Virtual reality expands the realm of traditional human-computer interaction because of a user’s perception of “presence.” Presence is a user’s subjective psychological state of “being there” when interacting in a virtual environment. Virtual reality headsets instill presence by manipulating some or all sensory channels. The more a medium is able to instill a sense of presence, the more immersive it can be said to be. Immersion is the necessary building block required to create presence. It is the objective level of sensory fidelity and plot. It is crucial to understand immersion and presence in virtual reality because the medium can cause simulator sickness. The sickness is the byproduct of both physiological and technological deficiencies.
To date, virtual reality research has largely focused on the hardware specs and limitations. There is very little published, scholarly work concerning the user experience inside a virtual environment, specifically how a user interface (UI) affects immersion and presence. Although, guidelines exist for designing VR interfaces, their recommendations do not evaluate if an interface is facilitating immersion and presence. In addition, taxonomies for developing pleasant interfaces in video games, cannot simply adhere to virtual reality because the experience of being in a virtual environment is fundamentally different than watching a actions take place on a flat screen.

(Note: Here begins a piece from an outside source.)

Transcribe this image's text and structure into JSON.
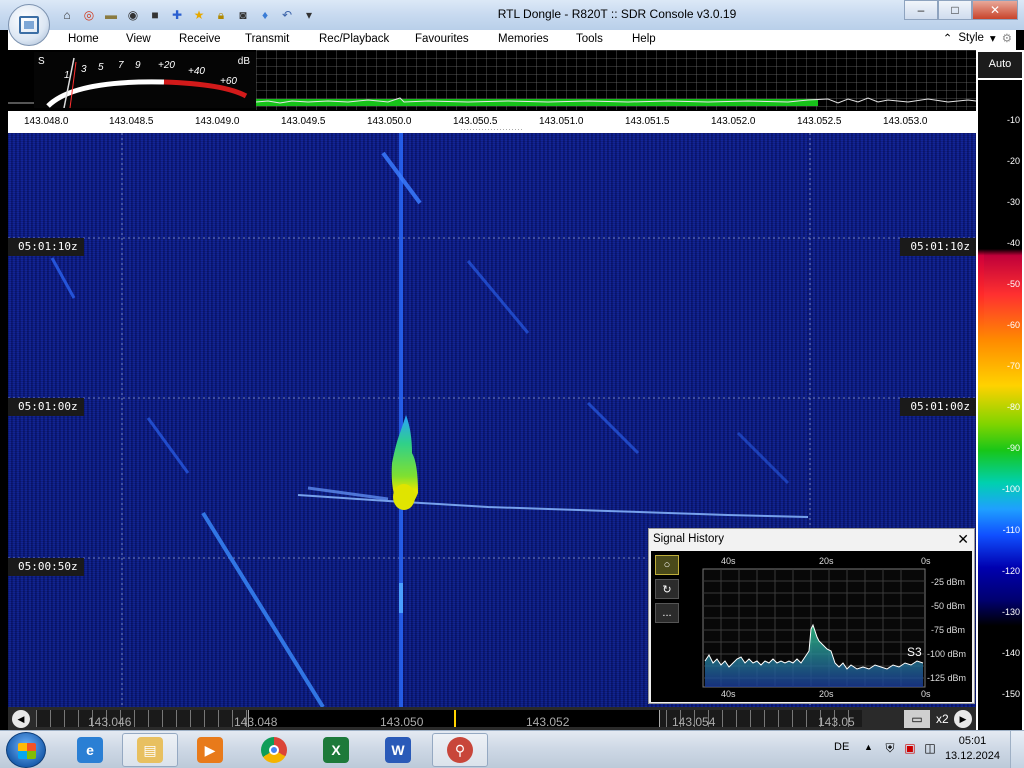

This study will result in the development of a best-practices framework for all virtual reality user interfaces. This will be done through a study of user interfaces in virtual reality games, as well as a user-based study designed to measure immersion and presence. Three virtual reality video games, varying from intense to comfortable experiences, will be evaluated. Each game will have a set of 5-10 unique participants. Upon completion of a 15-minute demonstration, participants will complete an immersive tendency and presence questionnaire to evaluate if the games interface facilitates immersion and presence. The study will conclude with a semi-structured interview where additional data will be coded.
Virtual reality video games and future applications, must consider how to design effective user interfaces that balance displaying necessary information while preserving immersion and presence. This thesis will not only create a framework for future virtual reality development, but also create a dialogue for developers entering a new environment.